対人支援に「ハッピーエンド」はない。「ハッピー」な時をどれだけ一緒に過ごせるか、その瞬間に立ち会うことができるか、また、仲間と一緒に作れるかは自分の中で働く上で大事にしていることの1つです。
また、支援から縁を支える「支縁」という言葉、出会った「縁」を大事にしていきたいと思っています。
今悩んでいる方へ。

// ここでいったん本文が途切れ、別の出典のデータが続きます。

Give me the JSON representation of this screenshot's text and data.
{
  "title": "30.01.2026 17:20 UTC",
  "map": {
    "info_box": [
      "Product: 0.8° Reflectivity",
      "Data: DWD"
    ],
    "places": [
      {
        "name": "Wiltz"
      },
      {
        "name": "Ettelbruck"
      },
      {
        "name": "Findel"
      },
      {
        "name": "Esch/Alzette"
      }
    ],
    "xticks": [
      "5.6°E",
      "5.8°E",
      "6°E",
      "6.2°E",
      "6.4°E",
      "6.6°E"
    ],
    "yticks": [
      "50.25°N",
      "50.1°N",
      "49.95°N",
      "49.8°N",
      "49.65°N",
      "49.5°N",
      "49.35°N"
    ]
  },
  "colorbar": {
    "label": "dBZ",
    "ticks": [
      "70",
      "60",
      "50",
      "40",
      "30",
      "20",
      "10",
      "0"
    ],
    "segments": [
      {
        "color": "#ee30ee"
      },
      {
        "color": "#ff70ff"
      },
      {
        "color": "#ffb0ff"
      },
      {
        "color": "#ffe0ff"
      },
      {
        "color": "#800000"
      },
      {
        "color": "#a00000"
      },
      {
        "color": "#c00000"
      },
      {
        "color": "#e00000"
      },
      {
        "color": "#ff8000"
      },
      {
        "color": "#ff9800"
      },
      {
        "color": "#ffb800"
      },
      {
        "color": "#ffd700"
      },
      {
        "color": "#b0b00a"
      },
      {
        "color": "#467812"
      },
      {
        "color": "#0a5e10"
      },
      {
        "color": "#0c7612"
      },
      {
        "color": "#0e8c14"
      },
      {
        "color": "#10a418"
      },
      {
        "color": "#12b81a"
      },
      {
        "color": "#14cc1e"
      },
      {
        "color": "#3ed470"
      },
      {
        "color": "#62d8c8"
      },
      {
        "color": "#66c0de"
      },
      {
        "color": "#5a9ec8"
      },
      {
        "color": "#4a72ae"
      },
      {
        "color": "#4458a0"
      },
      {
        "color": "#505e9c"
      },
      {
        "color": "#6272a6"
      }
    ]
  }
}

どうにかしたいと思う気持ちは、回復の一歩
困っていて、悩んでいて、どうにかしたいと思う気持ちがあればすでにそれが「自分を助けたい」ということになっているので、回復の一歩だと私は思います。
イライラして暴言を吐いたり、暴力を奮っていても本当の気持ちはどうなのかな?と思うのです。
一番、聞きたくない言葉を自分の耳が一番最初に聞きそれが脳に「誤作動」を起こして自分を責め、耐えられなくなり行動に至る、そんな悪循環が起きているような気がします。
K2では、そういった状態をひとりで抱え込まずに、似たような状況にある仲間と一緒にシェアしていきます。
自分だけで苦しまなくてもよいのだとふっと何かが解けたとき、そこに「つながり」が生まれ回復の一歩になるのではないでしょうか。
profile
三浦真弓 1973年3月生まれ
1998年5月にNZのコロンブスボランティアスタッフが出会いのはじめ。
帰国後、横浜の「お好み焼きころんぶす」で社員として働くが退職。
紆余曲折あり、2008年3月から現在、横浜事務局で勤務。

前職はバスガイドを4年、看護師を8年経験。

2008年3月からNPO法人ヒューマンフェローシップ所属。
グループホームと就労継続B型事業所のサービス管理責任者を兼務。